Le marché secondaire du crédit privé a connu une croissance exponentielle en 2026, avec un volume d’échanges atteignant 120 milliards d’euros selon les données publiées par le groupe de recherche BCG le 25 juillet.
Le marché secondaire du crédit privé, qui permet aux investisseurs d’acheter et vendre des prêts entre eux sans passer par les banques, a connu une expansion sans précédent en 2026. Selon une étude publiée le 25 juillet par le cabinet BCG, le volume d’échanges a atteint 120 milliards d’euros, soit une hausse de 45 % par rapport à 2024. Cette dynamique s’explique par une combinaison de facteurs : une demande accrue des investisseurs institutionnels, une amélioration des réglementations et une diversification des actifs financiers.

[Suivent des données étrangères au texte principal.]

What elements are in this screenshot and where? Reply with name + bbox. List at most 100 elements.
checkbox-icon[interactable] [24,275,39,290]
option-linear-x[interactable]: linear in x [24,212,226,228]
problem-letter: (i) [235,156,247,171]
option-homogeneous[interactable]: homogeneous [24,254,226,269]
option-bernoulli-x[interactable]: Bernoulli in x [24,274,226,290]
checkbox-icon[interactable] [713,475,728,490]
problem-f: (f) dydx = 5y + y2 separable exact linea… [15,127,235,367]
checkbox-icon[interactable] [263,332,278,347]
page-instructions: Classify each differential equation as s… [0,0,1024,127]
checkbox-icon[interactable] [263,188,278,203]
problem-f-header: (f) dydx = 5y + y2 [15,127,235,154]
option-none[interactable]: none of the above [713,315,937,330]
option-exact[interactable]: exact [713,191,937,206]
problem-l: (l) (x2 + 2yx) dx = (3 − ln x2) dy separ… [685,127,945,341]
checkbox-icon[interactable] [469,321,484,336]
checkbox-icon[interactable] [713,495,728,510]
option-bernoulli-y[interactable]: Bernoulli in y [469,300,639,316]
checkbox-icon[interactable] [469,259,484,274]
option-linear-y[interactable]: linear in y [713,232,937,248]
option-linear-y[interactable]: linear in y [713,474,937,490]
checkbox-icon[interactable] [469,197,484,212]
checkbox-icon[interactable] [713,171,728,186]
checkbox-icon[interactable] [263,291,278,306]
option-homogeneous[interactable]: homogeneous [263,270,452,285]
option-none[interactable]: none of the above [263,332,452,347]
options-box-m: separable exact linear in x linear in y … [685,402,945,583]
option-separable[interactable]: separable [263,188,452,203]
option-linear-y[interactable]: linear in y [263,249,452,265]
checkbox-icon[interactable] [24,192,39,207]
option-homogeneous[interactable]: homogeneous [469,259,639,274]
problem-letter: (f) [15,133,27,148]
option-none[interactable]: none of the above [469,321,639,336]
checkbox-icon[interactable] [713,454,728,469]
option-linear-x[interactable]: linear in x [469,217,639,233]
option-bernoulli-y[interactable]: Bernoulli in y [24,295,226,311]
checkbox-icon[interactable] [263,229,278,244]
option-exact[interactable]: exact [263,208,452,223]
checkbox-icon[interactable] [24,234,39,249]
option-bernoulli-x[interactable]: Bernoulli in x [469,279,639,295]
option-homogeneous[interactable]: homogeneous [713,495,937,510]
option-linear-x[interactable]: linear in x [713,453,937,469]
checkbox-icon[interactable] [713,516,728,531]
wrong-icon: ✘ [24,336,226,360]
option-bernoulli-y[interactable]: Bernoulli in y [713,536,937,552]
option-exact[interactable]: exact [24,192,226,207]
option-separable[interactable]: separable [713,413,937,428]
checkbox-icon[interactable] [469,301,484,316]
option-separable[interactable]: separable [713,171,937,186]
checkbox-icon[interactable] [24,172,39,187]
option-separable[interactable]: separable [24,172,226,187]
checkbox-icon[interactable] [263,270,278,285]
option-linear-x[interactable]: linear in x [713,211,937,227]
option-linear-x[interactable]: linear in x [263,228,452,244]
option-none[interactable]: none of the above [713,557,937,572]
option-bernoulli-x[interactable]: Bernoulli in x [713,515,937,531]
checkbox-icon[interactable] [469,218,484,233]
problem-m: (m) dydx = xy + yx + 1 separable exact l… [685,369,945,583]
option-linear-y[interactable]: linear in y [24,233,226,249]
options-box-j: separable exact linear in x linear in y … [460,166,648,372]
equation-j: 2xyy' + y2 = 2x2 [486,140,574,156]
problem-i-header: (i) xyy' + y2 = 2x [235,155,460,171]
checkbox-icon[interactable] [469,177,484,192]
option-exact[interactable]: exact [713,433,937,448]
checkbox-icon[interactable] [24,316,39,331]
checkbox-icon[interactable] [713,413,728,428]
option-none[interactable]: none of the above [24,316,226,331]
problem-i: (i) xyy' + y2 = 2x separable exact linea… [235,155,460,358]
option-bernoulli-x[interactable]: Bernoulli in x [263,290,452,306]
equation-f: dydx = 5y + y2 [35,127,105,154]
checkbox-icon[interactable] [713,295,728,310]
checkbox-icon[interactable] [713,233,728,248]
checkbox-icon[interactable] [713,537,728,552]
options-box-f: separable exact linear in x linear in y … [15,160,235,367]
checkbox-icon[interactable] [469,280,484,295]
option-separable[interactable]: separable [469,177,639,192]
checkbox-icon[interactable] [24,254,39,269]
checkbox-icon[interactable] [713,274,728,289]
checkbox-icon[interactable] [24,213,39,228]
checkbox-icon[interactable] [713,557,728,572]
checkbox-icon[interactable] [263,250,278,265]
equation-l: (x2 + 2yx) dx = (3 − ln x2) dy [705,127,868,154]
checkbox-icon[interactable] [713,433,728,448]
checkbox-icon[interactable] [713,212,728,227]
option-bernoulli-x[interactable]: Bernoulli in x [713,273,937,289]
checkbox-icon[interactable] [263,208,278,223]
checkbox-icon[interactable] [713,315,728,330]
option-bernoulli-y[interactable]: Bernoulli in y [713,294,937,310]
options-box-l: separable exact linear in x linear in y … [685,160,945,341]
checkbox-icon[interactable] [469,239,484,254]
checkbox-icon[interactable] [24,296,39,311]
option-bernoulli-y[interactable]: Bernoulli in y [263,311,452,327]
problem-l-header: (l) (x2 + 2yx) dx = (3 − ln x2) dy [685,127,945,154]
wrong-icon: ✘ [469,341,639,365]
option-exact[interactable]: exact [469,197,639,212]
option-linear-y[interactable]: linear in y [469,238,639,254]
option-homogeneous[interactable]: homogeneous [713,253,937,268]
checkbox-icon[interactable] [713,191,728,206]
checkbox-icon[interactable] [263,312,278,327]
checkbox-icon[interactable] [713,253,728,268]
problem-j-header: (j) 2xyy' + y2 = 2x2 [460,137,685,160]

Croissance exponentielle du marché
« Le marché a bénéficié d’une forte demande de la part des fonds d’investissement et des sociétés de gestion qui cherchent à diversifier leurs portefeuilles », explique Jean-Luc Marchand, directeur de la recherche chez BCG. « Les réglementations européennes, notamment le Règlement sur les marchés de capitaux (MICA), ont aussi apporté plus de transparence et de confiance dans les opérations. »
Acteurs clés et tendances
Les principaux acteurs du marché sont les fonds d’investissement, les banques d’affaires et les sociétés de gestion d’actifs. En 2026, les fonds spécialisés dans le crédit, comme Blackstone ou Apollo, ont dominé les transactions, représentant 60 % du volume total. Les opérations concernent principalement des prêts d’entreprises de taille moyenne (SME) et des projets d’infrastructure, qui offrent des rendements plus attractifs que les actifs traditionnels.
« Les investisseurs privés recherchent des rendements stables dans un environnement de taux élevés », explique Élodie Moreau, analyste chez Capital IQ. « Les prêts de petite et moyenne taille, souvent sous-évalués par les banques, offrent une bonne opportunité. » Selon les données de l’Autorité européenne des marchés financiers (ESMA), le nombre de transactions transfrontalières a augmenté de 30 % en un an, reflétant une intégration accrue des marchés européens.
Régulations et défis
La réglementation européenne a joué un rôle clé dans la croissance du marché. Le Règlement sur les marchés de capitaux (MICA), entré en vigueur en 2025, impose des exigences strictes en matière de transparence et de gestion des risques. « Ces normes ont réduit les incertitudes pour les investisseurs », affirme Thomas Lefèvre, expert en réglementation financière. « Cependant, les petites structures peinent à se conformer, ce qui pourrait créer un écart entre les grands acteurs et les acteurs indépendants. »
Malgré ces progrès, des défis persistent. La volatilité des taux d’intérêt et les risques de défaut des emprunteurs restent des préoccupations. « Le marché reste sensible aux tensions macroéconomiques », note un rapport de l’Institut de la gestion financière (IGF). « Une augmentation des taux pourrait réduire la demande de prêts, surtout dans les secteurs à faible rentabilité. »
Perspectives et prochaines étapes
Les perspectives du marché secondaire du crédit privé restent positives, selon les analystes. « La tendance à la déréglementation et à l’innovation financière devrait continuer », prévoit BCG. « Cependant, les investisseurs doivent rester vigilants face aux risques liés aux taux et aux évolutions réglementaires. »
Les prochaines étapes incluent l’adoption d’outils numériques pour faciliter les transactions, comme des plateformes de trading algorithmique. « L’intelligence artificielle va révolutionner la gestion des prêts », affirme David Sorel, fondateur de la fintech FinTechLab. « Elle permettra une analyse plus précise des risques et une meilleure allocation des capitaux. »
Elle permettra une analyse plus précise des risques et une meilleure allocation des capitaux, renforçant ainsi la stabilité du secteur financier.